Robert Bone

G. Rollie White Teaching Excellence Chair in Law

Robert Bone

Professor Robert Bone, a leading civil procedure and intellectual property scholar known for his interdisciplinary and theoretical work, will begin teaching at the Law School in Spring 2010. Bone is currently the Robert Kent Professor in Civil Procedure at Boston University School of Law. Commenting on his scholarship, Bone said: “I bring law and economics, political theory, and history to bear on the legal issues I analyze. My work in civil procedure focuses on complex litigation, rulemaking, procedural reform, and procedure history and theory. My work in intellectual property focuses on trade secrets and trademark law.”

Bone recently published an article on pleading rules and court access, entitled “Twombly, Pleading Rules, and the Regulation of Court Access” 94 Iowa Law Review 873 (2009), and he has a related article, “Plausibility Pleading Revisited and Revised: A Comment on Ashcroft v.
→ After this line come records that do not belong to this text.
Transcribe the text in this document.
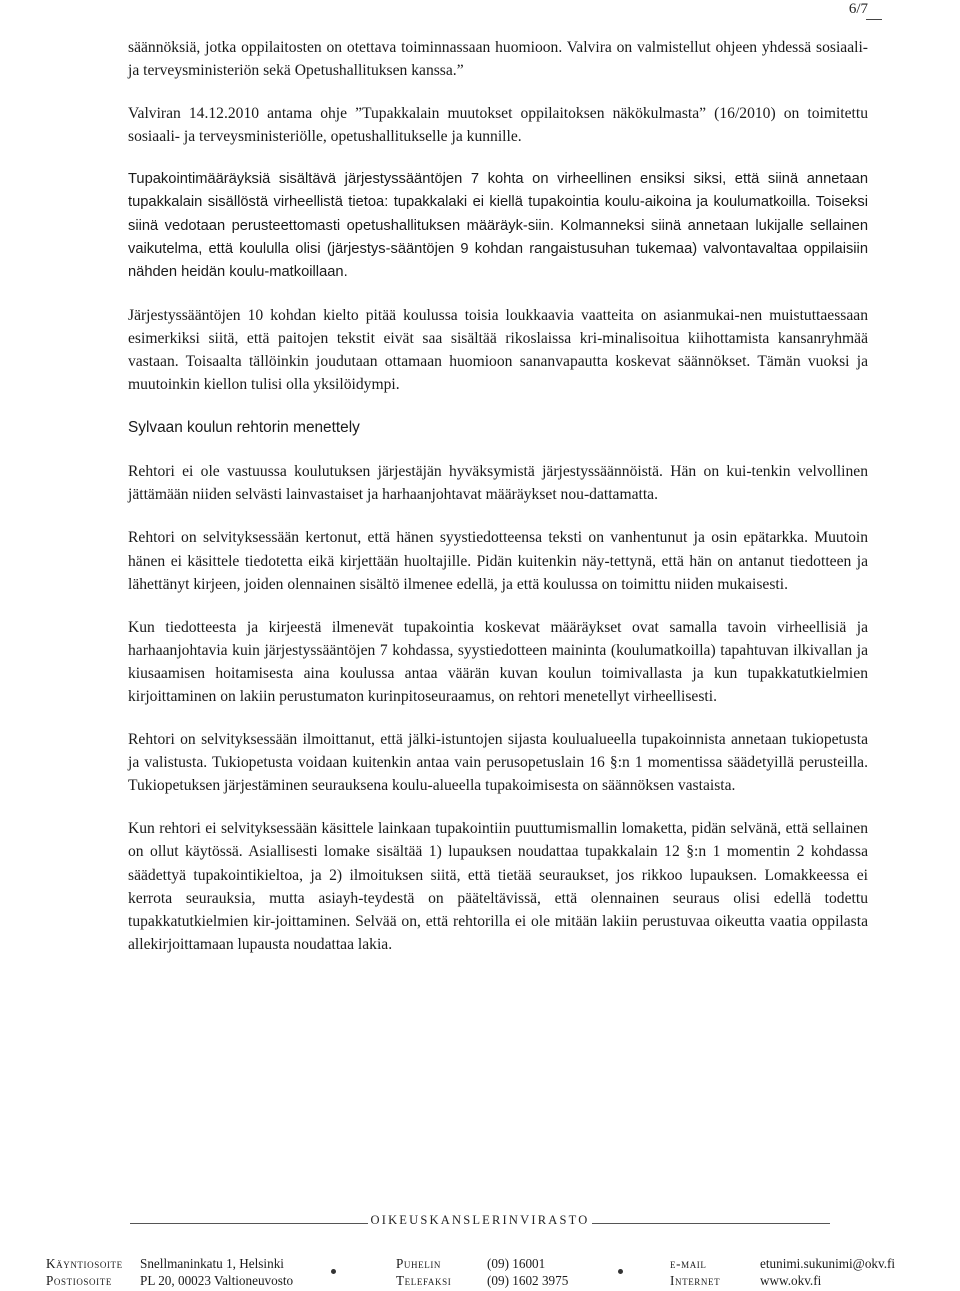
6/7

säännöksiä, jotka oppilaitosten on otettava toiminnassaan huomioon. Valvira on valmistellut ohjeen yhdessä sosiaali- ja terveysministeriön sekä Opetushallituksen kanssa.”

Valviran 14.12.2010 antama ohje ”Tupakkalain muutokset oppilaitoksen näkökulmasta” (16/2010) on toimitettu sosiaali- ja terveysministeriölle, opetushallitukselle ja kunnille.

Tupakointimääräyksiä sisältävä järjestyssääntöjen 7 kohta on virheellinen ensiksi siksi, että siinä annetaan tupakkalain sisällöstä virheellistä tietoa: tupakkalaki ei kiellä tupakointia koulu-aikoina ja koulumatkoilla. Toiseksi siinä vedotaan perusteettomasti opetushallituksen määräyk-siin. Kolmanneksi siinä annetaan lukijalle sellainen vaikutelma, että koululla olisi (järjestys-sääntöjen 9 kohdan rangaistusuhan tukemaa) valvontavaltaa oppilaisiin nähden heidän koulu-matkoillaan.

Järjestyssääntöjen 10 kohdan kielto pitää koulussa toisia loukkaavia vaatteita on asianmukai-nen muistuttaessaan esimerkiksi siitä, että paitojen tekstit eivät saa sisältää rikoslaissa kri-minalisoitua kiihottamista kansanryhmää vastaan. Toisaalta tällöinkin joudutaan ottamaan huomioon sananvapautta koskevat säännökset. Tämän vuoksi ja muutoinkin kiellon tulisi olla yksilöidympi.

Sylvaan koulun rehtorin menettely

Rehtori ei ole vastuussa koulutuksen järjestäjän hyväksymistä järjestyssäännöistä. Hän on kui-tenkin velvollinen jättämään niiden selvästi lainvastaiset ja harhaanjohtavat määräykset nou-dattamatta.

Rehtori on selvityksessään kertonut, että hänen syystiedotteensa teksti on vanhentunut ja osin epätarkka. Muutoin hänen ei käsittele tiedotetta eikä kirjettään huoltajille. Pidän kuitenkin näy-tettynä, että hän on antanut tiedotteen ja lähettänyt kirjeen, joiden olennainen sisältö ilmenee edellä, ja että koulussa on toimittu niiden mukaisesti.

Kun tiedotteesta ja kirjeestä ilmenevät tupakointia koskevat määräykset ovat samalla tavoin virheellisiä ja harhaanjohtavia kuin järjestyssääntöjen 7 kohdassa, syystiedotteen maininta (koulumatkoilla) tapahtuvan ilkivallan ja kiusaamisen hoitamisesta aina koulussa antaa väärän kuvan koulun toimivallasta ja kun tupakkatutkielmien kirjoittaminen on lakiin perustumaton kurinpitoseuraamus, on rehtori menetellyt virheellisesti.

Rehtori on selvityksessään ilmoittanut, että jälki-istuntojen sijasta koulualueella tupakoinnista annetaan tukiopetusta ja valistusta. Tukiopetusta voidaan kuitenkin antaa vain perusopetuslain 16 §:n 1 momentissa säädetyillä perusteilla. Tukiopetuksen järjestäminen seurauksena koulu-alueella tupakoimisesta on säännöksen vastaista.

Kun rehtori ei selvityksessään käsittele lainkaan tupakointiin puuttumismallin lomaketta, pidän selvänä, että sellainen on ollut käytössä. Asiallisesti lomake sisältää 1) lupauksen noudattaa tupakkalain 12 §:n 1 momentin 2 kohdassa säädettyä tupakointikieltoa, ja 2) ilmoituksen siitä, että tietää seuraukset, jos rikkoo lupauksen. Lomakkeessa ei kerrota seurauksia, mutta asiayh-teydestä on pääteltävissä, että olennainen seuraus olisi edellä todettu tupakkatutkielmien kir-joittaminen. Selvää on, että rehtorilla ei ole mitään lakiin perustuvaa oikeutta vaatia oppilasta allekirjoittamaan lupausta noudattaa lakia.

OIKEUSKANSLERINVIRASTO
Käyntiosoite Snellmaninkatu 1, Helsinki
Postiosoite PL 20, 00023 Valtioneuvosto
Puhelin	(09) 16001
Telefaksi	(09) 1602 3975
e-mail	etunimi.sukunimi@okv.fi
Internet	www.okv.fi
Iqbal,” which is due to be published in the spring. Both articles address the controversial issue of how much a plaintiff must plead to avoid dismissal and gain access to discovery. “The reason pleading is such a hot topic these days has to do with two recent decisions of the United States Supreme Court: Bell Atlantic Corp. v. Twombly and Ashcroft v. Iqbal,” Bone said. “Both decisions increase the amount of factual detail a plaintiff must plead, and they do so Robert Bone in order to screen frivolous suits. The problem is that onerous pleading requirements make it more difficult for meritorious plaintiffs to sue. In particular, Twombly holds that plaintiffs must include enough factual detail in their complaints to support a ‘plausible’ inference of each of the elements of their legal claim. My article analyzes what the Twombly Court means by ‘plausible’ and examines more generally the normative issues at stake in designing appropriate pleading standards. I argue that Twombly’s plausibility standard is not as strict as many people assume and that a stricter standard is not the optimal means to deter frivolous suits in many cases. My second article on this subject criticizes the way the Supreme Court applies the plausibility standard in Ashcroft v. Iqbal. I argue that the Iqbal Court’s two pronged-approach is incoherent and that the Court unwisely applies a stricter version of plausibility than the Twombly Court did and takes a more aggressive approach to screening suits at the pleading stage.”

Bone also recently finished a contribution to a book on trade secret law. Bone’s contribution examines the history and policy behind the rule that an owner must implement reasonable secrecy precautions (RSP) before its information can qualify for trade secret protection. “The puzzle is to explain the RSP requirement when trade secret law already requires that information be secret in fact,” Bone said. “In other words, why require investment in precautions if information is secret anyway? I argue that the RSP requirement is historically rooted in a formalistic natural-rights-based property theory that was popular in the late nineteenth century. This theory was rejected by the legal realists in the early twentieth century and as a result the RSP requirement lost its normative support. Courts and commentators ever since have tried to justify the requirement on functional grounds, but none of these justifications works terribly well. I offer three new justifications, two based on minimizing enforcement costs and one based on harnessing signaling benefits. While these justifications have some merit, they also suffer from serious weaknesses. I conclude that it might be optimal to eliminate the RSP requirement altogether, but that we should analyze the enforcement cost and signaling arguments more carefully before doing so. In addition, I argue that if the RSP requirement is retained, it should be reformulated so that its doctrinal elements fit its most compelling policy justifications.”

Upon his arrival at the Law School, Bone will teach first-year Civil Procedure for the spring semester. In subsequent years, he expects to teach upper-level courses and seminars in intellectual property and complex litigation as well. He is currently writing a civil procedure casebook with Professor Lawrence Solum of the University of Illinois College of Law and is working on a book that explores the history of procedural reform movements in the United States and critically examines current reform efforts.

“I hope my students come away from my classes having developed and honed their ability to probe complex legal issues rigorously and to construct persuasive legal arguments from doctrine, policy, and theory,” Bone said. “Students must master the legal rules and principles, of course, but developing strong legal analytic skills is at least as important and also critical to a successful and satisfying legal career.”